巫鸿达被舒音的眼睛看得发慌,也不敢再说话。

        “你把真元珠还给他们,此事就解决了。”

        巫鸿达看着舒音,仿佛听到一个什么笑话,“这怎么行,好不容易拿到手的东西。”

        “所以你要用整个宗门来陪葬?”

        巫鸿达不说话了,但他无论如何都不会把真元珠交出去。

        舒音抿嘴,握紧了配剑,想着:罢了,救这宗门最后一次,当是还了老宗主的所有恩情。

        天行宗的人来势汹汹,几息之间已经到达宗门内,随即开始肆意屠杀,领头的一个青年人用内力向归一宗全宗门喊话。

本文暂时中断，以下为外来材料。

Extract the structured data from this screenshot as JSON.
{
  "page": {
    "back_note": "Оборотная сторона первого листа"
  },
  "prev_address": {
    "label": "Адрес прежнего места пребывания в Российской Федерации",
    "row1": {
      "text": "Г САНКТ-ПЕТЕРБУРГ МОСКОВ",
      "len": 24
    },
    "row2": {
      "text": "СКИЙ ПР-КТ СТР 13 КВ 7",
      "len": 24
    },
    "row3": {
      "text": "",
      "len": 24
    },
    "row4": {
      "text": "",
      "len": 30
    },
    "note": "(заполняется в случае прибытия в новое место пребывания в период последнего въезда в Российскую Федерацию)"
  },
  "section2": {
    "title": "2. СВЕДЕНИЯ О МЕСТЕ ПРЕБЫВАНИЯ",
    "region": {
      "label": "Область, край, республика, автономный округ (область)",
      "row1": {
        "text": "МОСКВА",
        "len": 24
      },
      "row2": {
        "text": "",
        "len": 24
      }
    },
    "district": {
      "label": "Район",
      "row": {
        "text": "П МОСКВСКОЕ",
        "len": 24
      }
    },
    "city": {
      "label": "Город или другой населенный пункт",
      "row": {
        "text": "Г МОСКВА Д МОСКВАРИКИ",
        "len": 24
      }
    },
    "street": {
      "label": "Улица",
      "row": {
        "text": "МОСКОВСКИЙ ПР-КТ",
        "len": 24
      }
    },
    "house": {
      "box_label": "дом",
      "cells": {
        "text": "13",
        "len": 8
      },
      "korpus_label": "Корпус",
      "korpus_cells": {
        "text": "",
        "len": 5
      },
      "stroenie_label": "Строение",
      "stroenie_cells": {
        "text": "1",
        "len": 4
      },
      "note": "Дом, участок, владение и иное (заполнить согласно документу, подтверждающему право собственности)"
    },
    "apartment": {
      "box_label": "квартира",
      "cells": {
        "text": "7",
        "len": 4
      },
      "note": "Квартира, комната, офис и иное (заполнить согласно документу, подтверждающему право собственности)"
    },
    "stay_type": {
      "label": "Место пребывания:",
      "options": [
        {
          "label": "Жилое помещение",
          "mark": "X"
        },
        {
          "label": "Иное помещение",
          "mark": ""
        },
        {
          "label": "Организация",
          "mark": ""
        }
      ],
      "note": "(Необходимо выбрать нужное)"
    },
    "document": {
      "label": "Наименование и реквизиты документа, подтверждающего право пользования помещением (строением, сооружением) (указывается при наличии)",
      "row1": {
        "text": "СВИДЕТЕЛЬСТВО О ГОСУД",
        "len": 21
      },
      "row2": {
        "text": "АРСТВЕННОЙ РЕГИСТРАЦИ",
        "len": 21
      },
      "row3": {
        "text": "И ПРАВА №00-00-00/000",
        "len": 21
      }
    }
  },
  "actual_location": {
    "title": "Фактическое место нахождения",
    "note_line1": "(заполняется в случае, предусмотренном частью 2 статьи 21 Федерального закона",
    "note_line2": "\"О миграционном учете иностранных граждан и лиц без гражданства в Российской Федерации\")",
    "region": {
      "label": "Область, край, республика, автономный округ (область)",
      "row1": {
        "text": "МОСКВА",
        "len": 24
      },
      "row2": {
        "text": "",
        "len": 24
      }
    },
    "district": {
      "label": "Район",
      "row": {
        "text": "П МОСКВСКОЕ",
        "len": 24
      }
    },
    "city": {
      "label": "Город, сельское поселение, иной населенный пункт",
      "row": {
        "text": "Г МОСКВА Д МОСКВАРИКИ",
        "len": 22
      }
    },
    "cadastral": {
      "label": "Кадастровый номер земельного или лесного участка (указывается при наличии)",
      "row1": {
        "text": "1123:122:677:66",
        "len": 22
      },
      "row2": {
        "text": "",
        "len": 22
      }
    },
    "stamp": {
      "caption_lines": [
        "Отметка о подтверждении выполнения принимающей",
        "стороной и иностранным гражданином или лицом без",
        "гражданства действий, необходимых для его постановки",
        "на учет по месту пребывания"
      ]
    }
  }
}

        “我天行宗已经给巫鸿达这老贼驴诸多机会,既然他不珍惜,那我们只能用行动说话,他何时交还真元珠,我们便何时停止屠杀。”

        宗门内满是四处逃窜的弟子,连一个想起要反抗的都没有,一时之间,归一宗哀嚎遍野,血流成河。

        “没想到归一宗的人已经这么废物,我们此番倒显得杀鸡用牛刀了。”

        领头的青年人左常瑞勾起一边嘴角笑道:“早知如此,我们年前就该宣战。”